Tax-exempts may be starting to take their cues from Treasuries, according to Howard Mackey, president of the broker-dealer unit of Rice Financial Products.

“There is an improvement in the markets but there is no definitive information,” he said. “Treasuries have somewhat stabilized over the past few days. The municipal market lags the Treasury market, so this adjustment positions our market to be more in line with the general trend of fixed-income rates.”

Treasury yields finished Monday lower. The two-year yield fell two basis points on the day to 0.65%. The 10-year yield dropped four basis points to finish at 3.36%, and the 30-year yield dipped three points to 4.45%.

Still, the muni market navigated Monday’s falling rates with limited trading activity and secondary offerings, Randy Smolik wrote in his daily commentary for MMD.

It’s “difficult to discern how much bullish conviction was out there,” he wrote. “Yet, a vast majority of the trading was stronger than Thursday levels and pointed to two-to-three basis point gains on average. Firmer Treasuries emboldened the muni bid to step, probing higher to find where sellers care.

“Block offerings continued to be hard to find. Sellers kept leading the MMD curve, encouraging bidders to step but the thin conditions made it difficult to determine how much bullish conviction was out there,” Smolik wrote.

The bond market may require a little more to keep its hot hand, the Chicago trader added.

“We may be at the last bit of a rally,” he said. “But without a significant rally in Treasuries, I don’t know how much farther we can go. We need something that would change the dynamic. But other than a Treasuries rally, I’m not sure what that would be.”

A new batch of issuance is coming, but market participants question whether it will be enough. Predictions for the year, once commonly above $400 billion, have plummeted. The most recent estimates range from $200 billion to $300 billion. Monday featured no significant deals.

Citi on Tuesday will price for retail investors the largest deal this week, Chicago’s $1 billion sale of third-lien revenue bonds for O’Hare International Airport to finance projects under an ongoing $8 billion runway-expansion program. The deal is scheduled for pricing for institutions on Wednesday.

“It’s going to be very well received,” said a second trader in Chicago. “Even though we’ve seen net outflows, there’s still a fair amount of cash that hasn’t been reinvested.”

Also Wednesday, Morgan Stanley will price a $353.5 million sale of revenue bonds from the Massachusetts Development Finance Agency on behalf of the Broad Institute.

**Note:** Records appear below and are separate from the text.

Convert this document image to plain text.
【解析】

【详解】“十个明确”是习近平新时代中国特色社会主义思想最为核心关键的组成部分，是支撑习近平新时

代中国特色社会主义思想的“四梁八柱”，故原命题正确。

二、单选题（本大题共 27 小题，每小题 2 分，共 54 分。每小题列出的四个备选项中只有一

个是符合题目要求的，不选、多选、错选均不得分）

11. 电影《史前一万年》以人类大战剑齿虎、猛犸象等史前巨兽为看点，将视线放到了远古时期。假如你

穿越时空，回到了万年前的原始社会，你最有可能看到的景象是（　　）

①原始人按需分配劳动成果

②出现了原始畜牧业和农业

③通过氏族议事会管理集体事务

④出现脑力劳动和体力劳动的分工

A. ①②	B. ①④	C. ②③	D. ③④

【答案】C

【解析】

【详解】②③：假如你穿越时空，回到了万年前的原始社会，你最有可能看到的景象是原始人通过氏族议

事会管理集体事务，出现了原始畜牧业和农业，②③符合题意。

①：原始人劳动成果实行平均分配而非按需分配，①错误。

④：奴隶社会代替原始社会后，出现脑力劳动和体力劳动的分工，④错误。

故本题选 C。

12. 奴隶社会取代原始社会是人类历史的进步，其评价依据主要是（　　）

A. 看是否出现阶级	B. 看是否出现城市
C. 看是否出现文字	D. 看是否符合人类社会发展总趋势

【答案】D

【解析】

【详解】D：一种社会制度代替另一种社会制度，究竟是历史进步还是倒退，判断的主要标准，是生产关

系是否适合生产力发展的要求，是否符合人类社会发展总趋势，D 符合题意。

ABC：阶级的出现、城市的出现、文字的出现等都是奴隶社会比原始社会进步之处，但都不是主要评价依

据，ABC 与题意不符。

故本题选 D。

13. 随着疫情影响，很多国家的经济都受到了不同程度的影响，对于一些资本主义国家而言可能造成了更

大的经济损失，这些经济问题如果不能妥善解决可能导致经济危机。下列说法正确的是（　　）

The bonds are rated A1 by Moody’s Investors Service and AA-minus by Standard & Poor’s. They will price with a structure that includes $269.9 million of Series A tax-exempt bonds and $83.5 million of Series B taxable revenue bonds.

The broader economic picture looks to benefit some municipalities, while most others struggle, according to a recent JPMorgan municipal analyst report.

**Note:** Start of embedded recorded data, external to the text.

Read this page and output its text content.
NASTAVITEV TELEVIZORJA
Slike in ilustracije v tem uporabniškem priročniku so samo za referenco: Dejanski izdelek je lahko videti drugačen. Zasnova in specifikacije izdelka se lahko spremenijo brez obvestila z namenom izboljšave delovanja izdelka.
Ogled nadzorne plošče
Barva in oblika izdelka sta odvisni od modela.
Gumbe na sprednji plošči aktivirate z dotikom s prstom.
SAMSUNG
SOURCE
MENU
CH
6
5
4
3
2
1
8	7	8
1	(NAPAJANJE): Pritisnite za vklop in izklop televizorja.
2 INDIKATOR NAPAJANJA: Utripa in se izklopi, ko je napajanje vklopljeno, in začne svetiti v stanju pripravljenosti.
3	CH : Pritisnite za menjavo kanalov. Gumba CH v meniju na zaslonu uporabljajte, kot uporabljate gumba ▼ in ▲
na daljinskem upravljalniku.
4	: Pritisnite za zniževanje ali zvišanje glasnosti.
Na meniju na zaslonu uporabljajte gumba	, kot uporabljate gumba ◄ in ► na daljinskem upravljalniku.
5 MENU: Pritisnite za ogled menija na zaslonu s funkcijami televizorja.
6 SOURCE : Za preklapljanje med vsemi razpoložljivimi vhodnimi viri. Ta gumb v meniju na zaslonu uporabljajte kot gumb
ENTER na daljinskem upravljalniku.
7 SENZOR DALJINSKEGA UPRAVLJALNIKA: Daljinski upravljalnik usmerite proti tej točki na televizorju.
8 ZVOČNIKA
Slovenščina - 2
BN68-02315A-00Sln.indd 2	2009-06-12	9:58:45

Many observers hoped for large gains in 2011, after a steadily improving economy helped state and local governments register a 2.5% year-over-year increase in tax revenues in 2010, the report said.

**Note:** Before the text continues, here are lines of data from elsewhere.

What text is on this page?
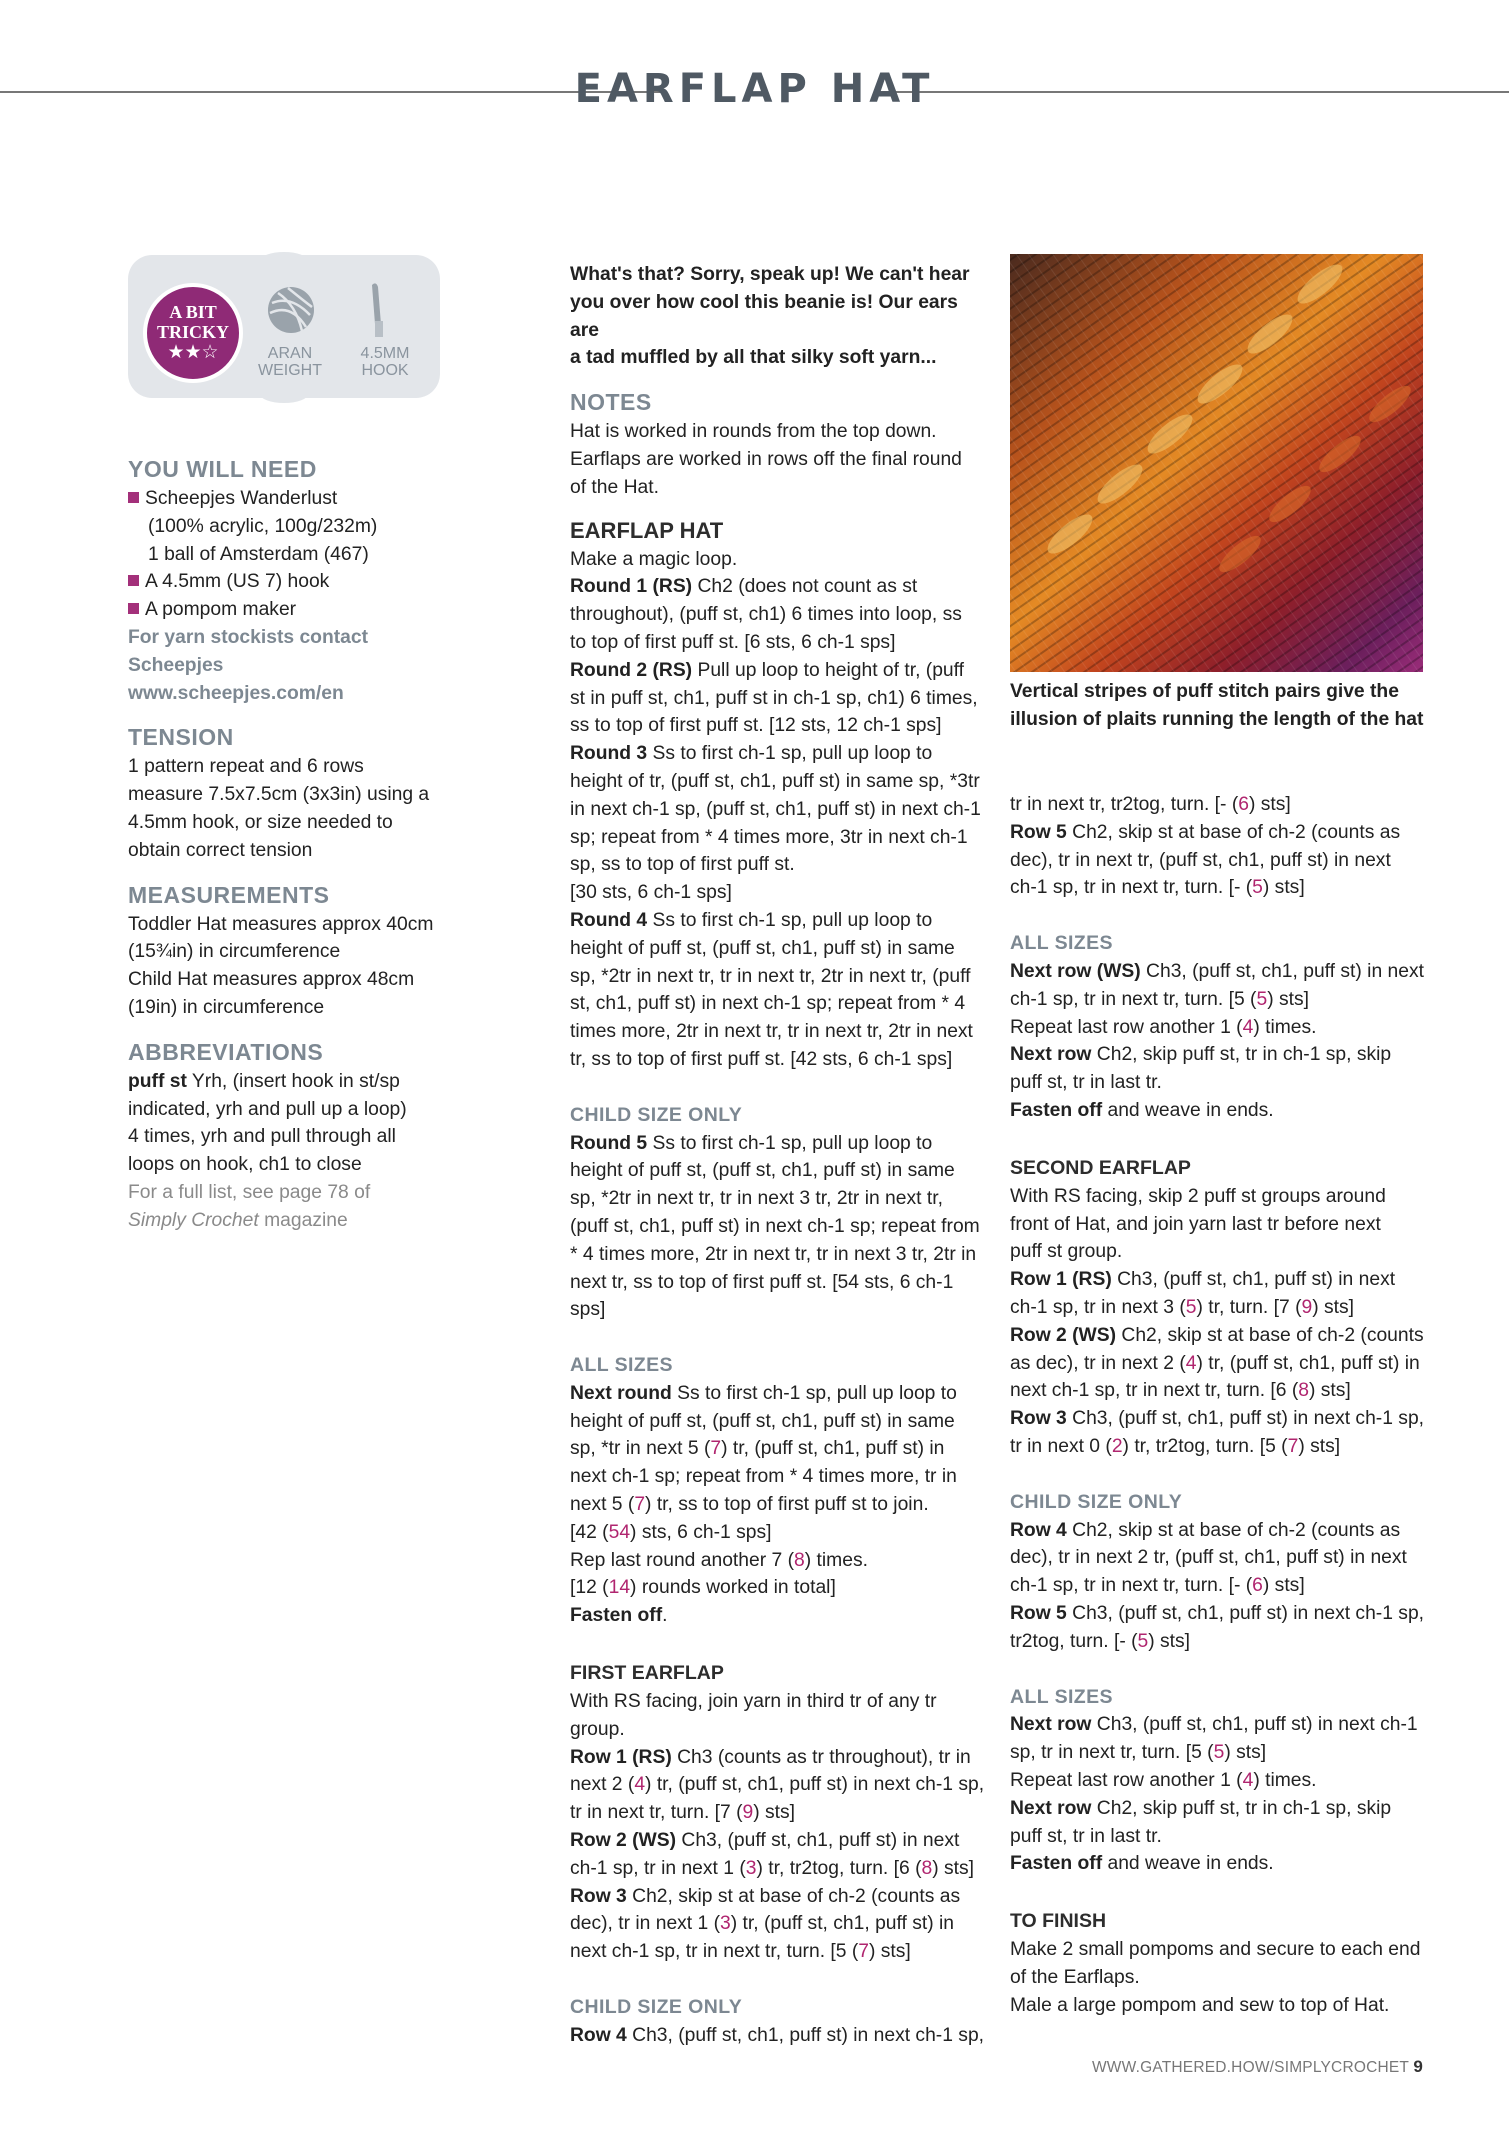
EARFLAP HAT
A BIT
TRICKY
★★☆	ARAN
WEIGHT
4.5MM
HOOK

YOU WILL NEED

Scheepjes Wanderlust

(100% acrylic, 100g/232m)

1 ball of Amsterdam (467)

A 4.5mm (US 7) hook

A pompom maker

For yarn stockists contact

Scheepjes

www.scheepjes.com/en

TENSION

1 pattern repeat and 6 rows

measure 7.5x7.5cm (3x3in) using a

4.5mm hook, or size needed to

obtain correct tension

MEASUREMENTS

Toddler Hat measures approx 40cm

(15¾in) in circumference

Child Hat measures approx 48cm

(19in) in circumference

ABBREVIATIONS

puff st Yrh, (insert hook in st/sp

indicated, yrh and pull up a loop)

4 times, yrh and pull through all

loops on hook, ch1 to close

For a full list, see page 78 of

Simply Crochet magazine

What's that? Sorry, speak up! We can't hear

you over how cool this beanie is! Our ears are

a tad muffled by all that silky soft yarn...

NOTES

Hat is worked in rounds from the top down.

Earflaps are worked in rows off the final round

of the Hat.

EARFLAP HAT

Make a magic loop.

Round 1 (RS) Ch2 (does not count as st

throughout), (puff st, ch1) 6 times into loop, ss

to top of first puff st. [6 sts, 6 ch-1 sps]

Round 2 (RS) Pull up loop to height of tr, (puff

st in puff st, ch1, puff st in ch-1 sp, ch1) 6 times,

ss to top of first puff st. [12 sts, 12 ch-1 sps]

Round 3 Ss to first ch-1 sp, pull up loop to

height of tr, (puff st, ch1, puff st) in same sp, *3tr

in next ch-1 sp, (puff st, ch1, puff st) in next ch-1

sp; repeat from * 4 times more, 3tr in next ch-1

sp, ss to top of first puff st.

[30 sts, 6 ch-1 sps]

Round 4 Ss to first ch-1 sp, pull up loop to

height of puff st, (puff st, ch1, puff st) in same

sp, *2tr in next tr, tr in next tr, 2tr in next tr, (puff

st, ch1, puff st) in next ch-1 sp; repeat from * 4

times more, 2tr in next tr, tr in next tr, 2tr in next

tr, ss to top of first puff st. [42 sts, 6 ch-1 sps]

CHILD SIZE ONLY

Round 5 Ss to first ch-1 sp, pull up loop to

height of puff st, (puff st, ch1, puff st) in same

sp, *2tr in next tr, tr in next 3 tr, 2tr in next tr,

(puff st, ch1, puff st) in next ch-1 sp; repeat from

* 4 times more, 2tr in next tr, tr in next 3 tr, 2tr in

next tr, ss to top of first puff st. [54 sts, 6 ch-1 sps]

ALL SIZES

Next round Ss to first ch-1 sp, pull up loop to

height of puff st, (puff st, ch1, puff st) in same

sp, *tr in next 5 (7) tr, (puff st, ch1, puff st) in

next ch-1 sp; repeat from * 4 times more, tr in

next 5 (7) tr, ss to top of first puff st to join.

[42 (54) sts, 6 ch-1 sps]

Rep last round another 7 (8) times.

[12 (14) rounds worked in total]

Fasten off.

FIRST EARFLAP

With RS facing, join yarn in third tr of any tr

group.

Row 1 (RS) Ch3 (counts as tr throughout), tr in

next 2 (4) tr, (puff st, ch1, puff st) in next ch-1 sp,

tr in next tr, turn. [7 (9) sts]

Row 2 (WS) Ch3, (puff st, ch1, puff st) in next

ch-1 sp, tr in next 1 (3) tr, tr2tog, turn. [6 (8) sts]

Row 3 Ch2, skip st at base of ch-2 (counts as

dec), tr in next 1 (3) tr, (puff st, ch1, puff st) in

next ch-1 sp, tr in next tr, turn. [5 (7) sts]

CHILD SIZE ONLY

Row 4 Ch3, (puff st, ch1, puff st) in next ch-1 sp,

Vertical stripes of puff stitch pairs give the
illusion of plaits running the length of the hat

tr in next tr, tr2tog, turn. [- (6) sts]

Row 5 Ch2, skip st at base of ch-2 (counts as

dec), tr in next tr, (puff st, ch1, puff st) in next

ch-1 sp, tr in next tr, turn. [- (5) sts]

ALL SIZES

Next row (WS) Ch3, (puff st, ch1, puff st) in next

ch-1 sp, tr in next tr, turn. [5 (5) sts]

Repeat last row another 1 (4) times.

Next row Ch2, skip puff st, tr in ch-1 sp, skip

puff st, tr in last tr.

Fasten off and weave in ends.

SECOND EARFLAP

With RS facing, skip 2 puff st groups around

front of Hat, and join yarn last tr before next

puff st group.

Row 1 (RS) Ch3, (puff st, ch1, puff st) in next

ch-1 sp, tr in next 3 (5) tr, turn. [7 (9) sts]

Row 2 (WS) Ch2, skip st at base of ch-2 (counts

as dec), tr in next 2 (4) tr, (puff st, ch1, puff st) in

next ch-1 sp, tr in next tr, turn. [6 (8) sts]

Row 3 Ch3, (puff st, ch1, puff st) in next ch-1 sp,

tr in next 0 (2) tr, tr2tog, turn. [5 (7) sts]

CHILD SIZE ONLY

Row 4 Ch2, skip st at base of ch-2 (counts as

dec), tr in next 2 tr, (puff st, ch1, puff st) in next

ch-1 sp, tr in next tr, turn. [- (6) sts]

Row 5 Ch3, (puff st, ch1, puff st) in next ch-1 sp,

tr2tog, turn. [- (5) sts]

ALL SIZES

Next row Ch3, (puff st, ch1, puff st) in next ch-1

sp, tr in next tr, turn. [5 (5) sts]

Repeat last row another 1 (4) times.

Next row Ch2, skip puff st, tr in ch-1 sp, skip

puff st, tr in last tr.

Fasten off and weave in ends.

TO FINISH

Make 2 small pompoms and secure to each end

of the Earflaps.

Male a large pompom and sew to top of Hat.

WWW.GATHERED.HOW/SIMPLYCROCHET 9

“But such optimism for material revenue gains in 2011 is fading along with median economic growth forecasts, which have steadily been lowered throughout the year on a backdrop of staunch oil prices and disruptive global events such as the earthquake in Japan,” the report noted. “Some states, like Texas which has a robust oil sector, and California which levies sales tax on gasoline revenues, will navigate the world of high oil and gas prices better than others. High gas prices and steep toll fees will likely dampen traffic—and potentially revenues—on toll roads.”